Et pour reprendre une comparaison expressive dans sa trivialité, il ne faut pas non plus que le maçon qui travaille à la cave jalouse les ouvriers qui bâtissent les étages supérieurs, ni que ceux-ci regardent avec envie le couvreur qui fait au-dessus de leur tête un excellent travail[15].

Certains vont clamant : « L’Anatomie est morte, la Zootomie se meurt ! ne faisons plus de monographies ! Il est temps d’abandonner ces études terre à terre qui ne peuvent conduire à rien ! »[16].

C’est là un fâcheux état d’esprit.

Dire qu’une science est finie c’est prendre pour les limites de cette science les limites de nos connaissances à un moment donné. L’histoire est là pour nous prouver que les faits les plus vulgaires, ceux qui paraissent avoir donné toutes les conséquences qu’on en pouvait attendre, acquièrent soudain une nouvelle signification, une valeur imprévue, des applications non espérées, avec le perfectionnement de l’outillage et le progrès des observations.

Les phénomènes d’osmose, le mouvement brownien, l’attraction des corps légers par l’ambre et la résine, la phosphorescence des sels d’urane n’ont été longtemps que des objets de curiosité sur lesquels il semblait que tout eût été dit quand on les avait signalés.
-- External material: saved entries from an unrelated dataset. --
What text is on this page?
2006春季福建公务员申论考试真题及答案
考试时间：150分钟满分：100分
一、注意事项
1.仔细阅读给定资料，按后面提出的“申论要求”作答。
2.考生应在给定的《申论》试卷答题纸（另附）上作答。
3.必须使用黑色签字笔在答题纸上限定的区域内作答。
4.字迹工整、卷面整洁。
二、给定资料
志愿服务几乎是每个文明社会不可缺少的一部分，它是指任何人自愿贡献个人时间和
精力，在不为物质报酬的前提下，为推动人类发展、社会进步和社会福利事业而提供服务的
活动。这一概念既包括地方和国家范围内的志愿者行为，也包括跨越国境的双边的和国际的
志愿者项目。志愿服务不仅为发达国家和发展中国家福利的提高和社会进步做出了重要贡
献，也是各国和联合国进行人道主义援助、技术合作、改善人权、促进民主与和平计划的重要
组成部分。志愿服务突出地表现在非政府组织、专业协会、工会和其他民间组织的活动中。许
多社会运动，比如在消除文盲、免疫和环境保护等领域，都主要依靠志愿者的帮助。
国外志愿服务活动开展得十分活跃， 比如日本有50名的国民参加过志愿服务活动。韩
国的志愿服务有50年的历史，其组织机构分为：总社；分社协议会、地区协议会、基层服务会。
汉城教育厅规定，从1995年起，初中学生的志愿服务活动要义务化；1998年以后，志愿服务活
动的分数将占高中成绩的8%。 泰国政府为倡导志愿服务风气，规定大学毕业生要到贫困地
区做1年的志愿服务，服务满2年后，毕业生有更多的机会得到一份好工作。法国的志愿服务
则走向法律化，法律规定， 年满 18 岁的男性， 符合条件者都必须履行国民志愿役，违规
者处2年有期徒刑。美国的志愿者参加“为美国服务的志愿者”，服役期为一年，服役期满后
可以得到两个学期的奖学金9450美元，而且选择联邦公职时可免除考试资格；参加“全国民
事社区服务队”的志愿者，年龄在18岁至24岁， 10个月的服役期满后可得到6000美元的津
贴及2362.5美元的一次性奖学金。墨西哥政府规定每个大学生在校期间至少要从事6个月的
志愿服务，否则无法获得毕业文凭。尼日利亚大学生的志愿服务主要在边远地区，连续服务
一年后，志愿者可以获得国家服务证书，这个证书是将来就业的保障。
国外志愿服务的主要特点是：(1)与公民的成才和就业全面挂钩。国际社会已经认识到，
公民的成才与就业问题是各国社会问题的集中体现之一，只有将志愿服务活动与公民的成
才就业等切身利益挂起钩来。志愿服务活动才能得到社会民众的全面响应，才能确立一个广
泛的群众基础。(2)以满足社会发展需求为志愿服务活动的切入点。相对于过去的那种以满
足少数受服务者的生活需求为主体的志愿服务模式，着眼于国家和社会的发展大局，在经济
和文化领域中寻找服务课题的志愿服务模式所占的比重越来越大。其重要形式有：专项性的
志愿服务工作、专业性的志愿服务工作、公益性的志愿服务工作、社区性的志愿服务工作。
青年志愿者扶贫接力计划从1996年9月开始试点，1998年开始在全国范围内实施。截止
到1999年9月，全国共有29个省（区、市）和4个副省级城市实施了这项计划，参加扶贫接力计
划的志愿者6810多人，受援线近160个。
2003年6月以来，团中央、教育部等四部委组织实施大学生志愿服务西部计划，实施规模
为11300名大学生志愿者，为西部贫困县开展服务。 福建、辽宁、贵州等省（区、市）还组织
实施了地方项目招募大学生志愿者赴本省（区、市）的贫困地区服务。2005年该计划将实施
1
Qui pourrait supputer aujourd’hui l’importance des résultats déduits par nos contemporains de l’étude de ces faits élémentaires, soit pour l’explication des mécanismes les plus obscurs de la Biologie, soit même pour l’établissement d’une théorie générale de l’Univers !

C’est dans l’observation intelligente de détails parfois minutieux, mais dont l’importance morphologique générale dépasse souvent de beaucoup la valeur anatomique, que se trouve la clef de maint problème relatif aux adaptations. En travaillant ainsi, nous n’avons fait, a-t-on dit, que préparer des matériaux pour ceux qui plus tard sauront résoudre la question[17]. Et que faisons-nous jamais, qu’apporter notre pierre à l’édifice toujours inachevé des connaissances humaines, et n’est-ce pas une compensation à la triste constatation du peu d’efficacité actuelle de nos efforts que de songer qu’ils serviront à nos successeurs, et qu’à la conception moderne, profondément égoïste, du travail individuel, se substituera plus tard l’idée altruiste d’une collaboration intentionnelle non seulement entre les travailleurs d’une même génération, mais aussi entre les générations successives ?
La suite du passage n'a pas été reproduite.